Episode 1 was released as a demo in 2020, with Episode 2 releasing the following year.

Following the release of Episode 3, the couple decided to release a second, non-episodic game that would support the remainder of the Scarlet Hollow. That game, Slay the Princess, released in 2023 and proved successful enough to fund the rest of Scarlet Hollows development cycle. Episode 4 released in late 2022.

An update expanding existing chapters of the game released in March 2025. Episode 5 was released on February 13, 2026.

==Reception==
Reviewing Episode 1, PC Gamers Emma Matthews praised the game's setting and implementation of the trait system.
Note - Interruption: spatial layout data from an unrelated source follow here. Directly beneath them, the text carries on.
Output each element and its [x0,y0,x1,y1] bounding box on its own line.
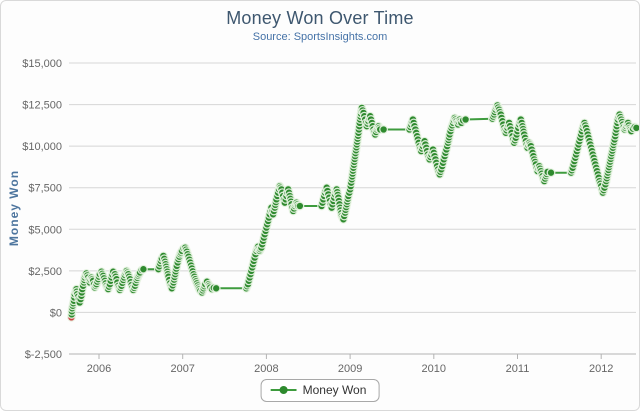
y-axis-tick-label: $7,500 [28,183,62,195]
y-axis-tick-label: $0 [50,307,62,319]
chart-subtitle: Source: SportsInsights.com [252,31,388,43]
data-point-marker[interactable] [379,125,389,134]
data-point-marker[interactable] [138,264,148,274]
legend-marker-icon [270,386,297,394]
x-axis-tick-label: 2006 [87,363,111,375]
y-axis-title: Money Won [7,169,21,247]
chart-title: Money Won Over Time [226,8,414,28]
y-axis-tick-label: $2,500 [28,266,62,278]
legend-item-label: Money Won [302,383,367,397]
x-axis-tick-label: 2008 [254,363,278,375]
y-axis-tick-label: $-2,500 [25,349,62,361]
money-won-series-markers [66,100,640,322]
x-axis-tick-label: 2011 [506,363,530,375]
y-axis-tick-label: $5,000 [28,224,62,236]
y-axis-tick-label: $12,500 [22,100,62,112]
data-point-marker[interactable] [461,115,471,124]
data-point-marker[interactable] [295,201,305,211]
x-axis-tick-label: 2010 [422,363,446,375]
data-point-marker[interactable] [631,123,640,133]
x-axis-tick-label: 2007 [170,363,194,375]
legend[interactable]: Money Won [260,379,380,402]
x-axis-tick-label: 2012 [589,363,613,375]
y-axis-tick-label: $15,000 [22,58,62,70]
x-axis-tick-label: 2009 [338,363,362,375]
data-point-marker[interactable] [211,283,221,293]
data-point-marker[interactable] [546,168,556,178]
y-axis-tick-label: $10,000 [22,141,62,153]
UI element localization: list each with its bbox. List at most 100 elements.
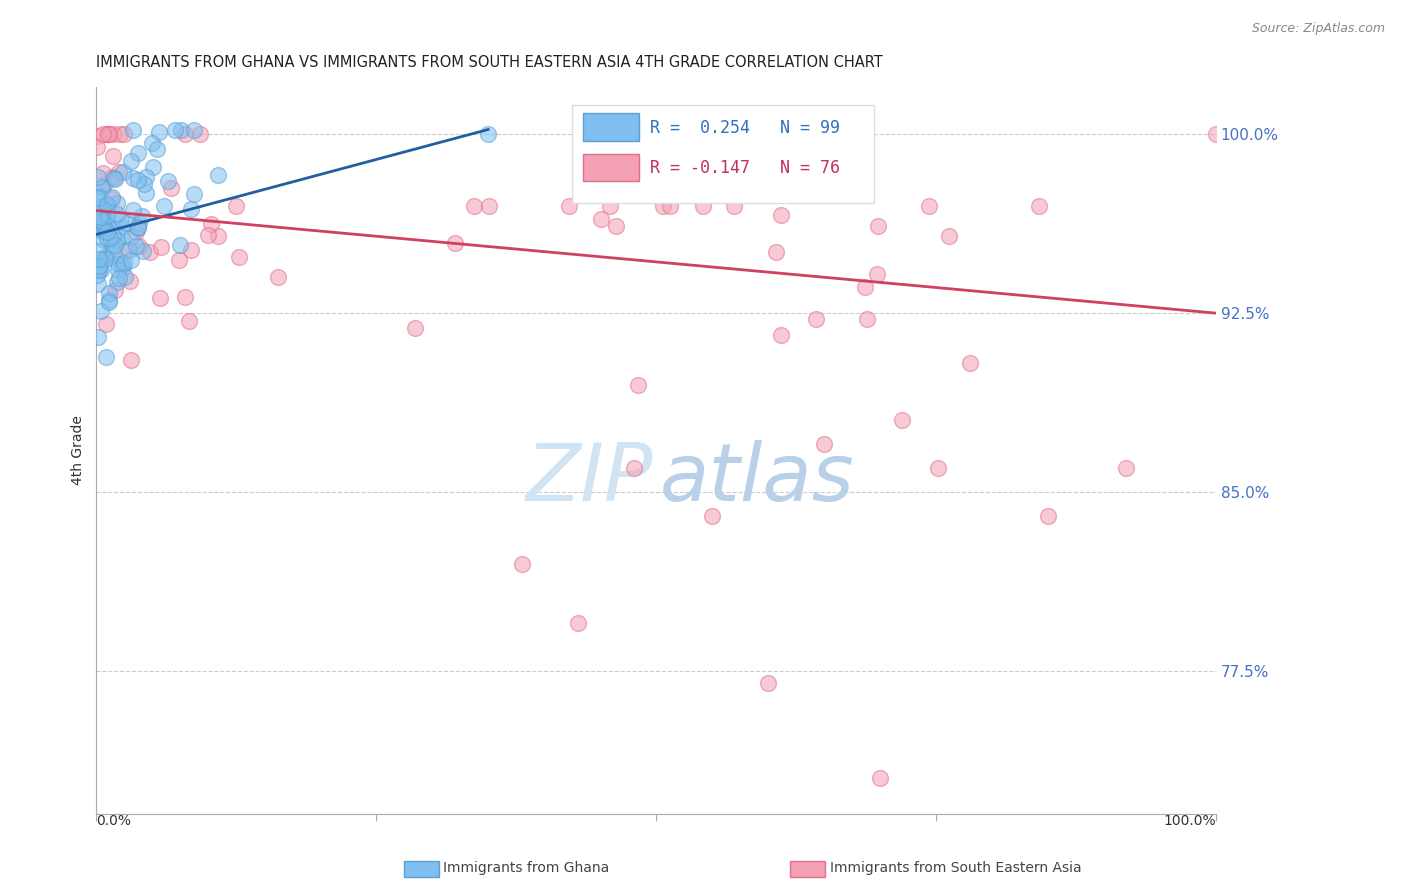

Rachel Weber of GamesRadar+ wrote positively of the game's hand-drawn art and dialogue, saying, "The story has echoes of Shirley Jackson, with the snappy dialogue of a Netflix hit, and the art style holds it all together like a beautiful spiderweb spun with digital ink." Writing for The Escapist, Amy Davidson praised the first episode's tone and pacing. CGMagazine scored the episode an 8/10 while focusing praise on the characters and setting. John Walker of Kotaku named the early access version of Scarlet Hollow as one of 2021's best games. He also listed Episodes 3 and 4 among 2022's best games.